Lesiones en el deporte: la importancia del trabajo mental

Sep 20, 2025 | Salud mental en el deporte | 0 Comentarios

Lesiones en el deporte: mi historia y la importancia del trabajo mental

Las lesiones son una de las realidades más difíciles en el deporte. Más allá del dolor físico, pueden llegar a remover nuestros cimientos emocionales, cuestionar nuestra identidad como deportistas y poner a prueba nuestra fortaleza mental. Hoy quiero compartir mi experiencia personal, porque sé que muchos atletas, profesionales o amateurs, se pueden sentir reflejados en este camino.

Mi primera gran lesión: el inicio de un aprendizaje inesperado

Llevo jugando al fútbol durante toda mi vida, pero no fue hasta mi primer año de universidad en Estados Unidos, gracias a una beca deportiva, que sufrí mi primera gran lesión: rotura de ligamento cruzado anterior (LCA) y menisco en la rodilla izquierda.

Me mantuvo fuera de los campos casi un año entero. Recuerdo claramente la presión que sentía, ya que mi beca dependía de mi rendimiento deportivo. El miedo a no recuperarme a tiempo y perder la oportunidad académica y deportiva era mi principal enemigo.

Sin embargo, ese tiempo lejos de la competición me enseñó algo que cambiaría mi manera de vivir el deporte: la importancia del trabajo mental y la persistencia por conseguir mis objetivos.

Al principio no era titular, no estaba en mi mejor nivel físico ni técnico, pero gracias a la disciplina mental pude reconstruirme. Aprendí a manejar la frustración, a cultivar la paciencia y a enfocarme en cada pequeño progreso. Trabajar la confianza, la motivación y la resiliencia me ayudó no solo a volver a competir, sino a mejorar mi rendimiento de una forma más completa.

Mi segunda lesión: un reto aún más grande

Dos años después, cuando sentía que había recuperado mi nivel, sufrí otra rotura del LCA. Esta vez en la otra rodilla. Ocurrió al final de mi último año universitario, justo cuando soñaba con despedirme en el campo de la mejor manera, y a un paso de competir por conseguir el campeonato nacional de Estados Unidos. Esta segunda lesión fue emocionalmente mucho más dura.
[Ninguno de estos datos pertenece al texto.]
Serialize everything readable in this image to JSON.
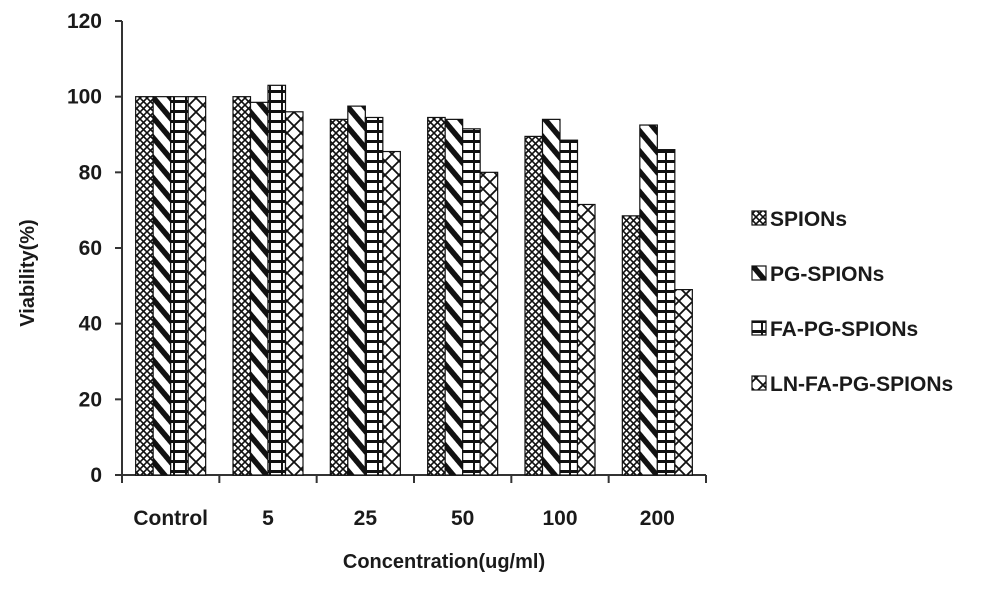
{
  "chart_data": {
    "type": "bar",
    "xlabel": "Concentration(ug/ml)",
    "ylabel": "Viability(%)",
    "categories": [
      "Control",
      "5",
      "25",
      "50",
      "100",
      "200"
    ],
    "ylim": [
      0,
      120
    ],
    "yticks": [
      0,
      20,
      40,
      60,
      80,
      100,
      120
    ],
    "grid": false,
    "legend_position": "right",
    "series": [
      {
        "name": "SPIONs",
        "pattern": "crosshatch",
        "values": [
          100,
          100,
          94,
          94.5,
          89.5,
          68.5
        ]
      },
      {
        "name": "PG-SPIONs",
        "pattern": "diagonal-stripes",
        "values": [
          100,
          98.5,
          97.5,
          94,
          94,
          92.5
        ]
      },
      {
        "name": "FA-PG-SPIONs",
        "pattern": "brick",
        "values": [
          100,
          103,
          94.5,
          91.5,
          88.5,
          86
        ]
      },
      {
        "name": "LN-FA-PG-SPIONs",
        "pattern": "diamond",
        "values": [
          100,
          96,
          85.5,
          80,
          71.5,
          49
        ]
      }
    ]
  }
}
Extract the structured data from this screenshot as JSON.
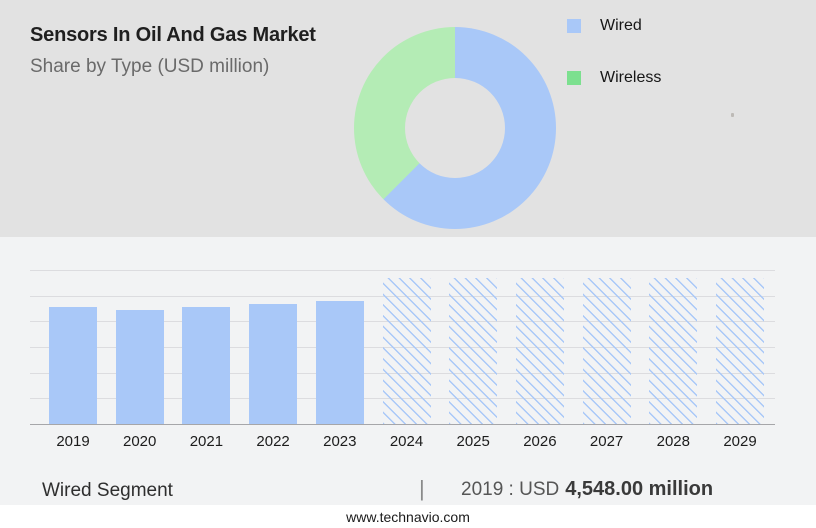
{
  "header": {
    "title": "Sensors In Oil And Gas Market",
    "subtitle": "Share by Type (USD million)"
  },
  "legend": {
    "items": [
      {
        "label": "Wired",
        "color": "#a9c8f8"
      },
      {
        "label": "Wireless",
        "color": "#7ce08f"
      }
    ]
  },
  "chart_data": [
    {
      "type": "pie",
      "name": "share-by-type-donut",
      "labels": [
        "Wired",
        "Wireless"
      ],
      "values_pct": [
        62.5,
        37.5
      ],
      "colors": [
        "#a9c8f8",
        "#b4ecb5"
      ],
      "donut": true,
      "inner_radius_ratio": 0.5,
      "start_angle_deg": 0,
      "legend_position": "right"
    },
    {
      "type": "bar",
      "name": "market-size-by-year",
      "categories": [
        "2019",
        "2020",
        "2021",
        "2022",
        "2023",
        "2024",
        "2025",
        "2026",
        "2027",
        "2028",
        "2029"
      ],
      "values": [
        4548,
        4430,
        4560,
        4680,
        4790,
        5690,
        5690,
        5690,
        5690,
        5690,
        5690
      ],
      "labeled_value": {
        "year": "2019",
        "text": "USD 4,548.00 million"
      },
      "unit": "USD million",
      "forecast_categories": [
        "2024",
        "2025",
        "2026",
        "2027",
        "2028",
        "2029"
      ],
      "forecast_style": "hatched",
      "bar_color": "#a9c8f8",
      "ylim": [
        0,
        6000
      ],
      "gridline_interval": 1000,
      "grid": "on",
      "y_tick_labels_visible": false,
      "xlabel": "",
      "ylabel": ""
    }
  ],
  "caption": {
    "segment": "Wired Segment",
    "divider": "|",
    "stat_prefix": "2019 : USD",
    "stat_value": "4,548.00 million"
  },
  "footer": {
    "url": "www.technavio.com"
  },
  "colors": {
    "header_bg": "#e2e2e2",
    "panel_bg": "#f2f3f4",
    "footer_bg": "#ffffff",
    "bar_blue": "#a9c8f8",
    "donut_green": "#b4ecb5",
    "legend_green": "#7ce08f",
    "gridline": "#dcdcdf",
    "axis": "#a6a6a9"
  }
}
El miedo, la tristeza y la sensación de no poder cerrar esa etapa como esperaba me golpearon con fuerza.
Pero aquí encontré un nuevo camino. La psicología deportiva, que ya había descubierto en mi primera lesión, se convirtió en una verdadera pasión. Tanto que decidí profundizar y estudiar un máster en coaching y psicología deportiva.

Más allá de las expectativas

Con esfuerzo, pude recuperarme una vez más. Y lo curioso es que uno de mis mayores miedos —que después de dos lesiones graves no podría alcanzar mis expectativas deportivas— se transformó en una grata sorpresa. Sin buscarlo, recibí varias ofertas para jugar a un nivel incluso mejor del que había imaginado y llegué a firmar con una agencia internacional de representación.

Decidí no prolongar esa etapa porque mi vocación como psicóloga empezó a pesar más que mis objetivos deportivos, pero esa experiencia me dejó una lección valiosísima:

Mi valor no depende de los trofeos o reconocimientos, sino de lo que soy capaz de superar y la persona en la que me convierto. No son los trofeos los que marcan mi valía, sino la capacidad de superar las pruebas y crecer como persona en cada paso del camino.

Lo que aprendí y quiero transmitir

Hoy, como psicóloga deportiva, puedo decir que mis lesiones me enseñaron más de lo que me quitaron. Me mostraron que:

  • El trabajo mental es tan importante como el físico: confianza, motivación, manejo de la frustración y resiliencia son habilidades entrenables.
  • Una lesión no tiene por qué marcar el final de un camino, sino que puede abrir puertas hacia nuevas oportunidades.
  •  Nuestra valía no está en los resultados, sino en la capacidad de levantarnos una y otra vez ante cualquier tipo de obstáculo.

Y algo aún más importante: detrás del deportista siempre hay una persona. Una persona con miedos, sueños, dudas y anhelos que van más allá del marcador, los trofeos o las estadísticas. El deporte es una parte de nuestra vida, pero no lo es todo.

Somos hijos, amigos, estudiantes, profesionales… y lo que nos define realmente no es si ganamos o perdemos
Si estás pasando por una lesión, recuerda que no estás solo. La recuperación es un proceso físico, sí, pero también emocional y mental. Y trabajar esas tres dimensiones puede convertirse en tu mayor fortaleza.

Porque al final, el mayor triunfo no está únicamente en volver a competir, sino en redescubrirte como persona y salir más fuerte de la experiencia.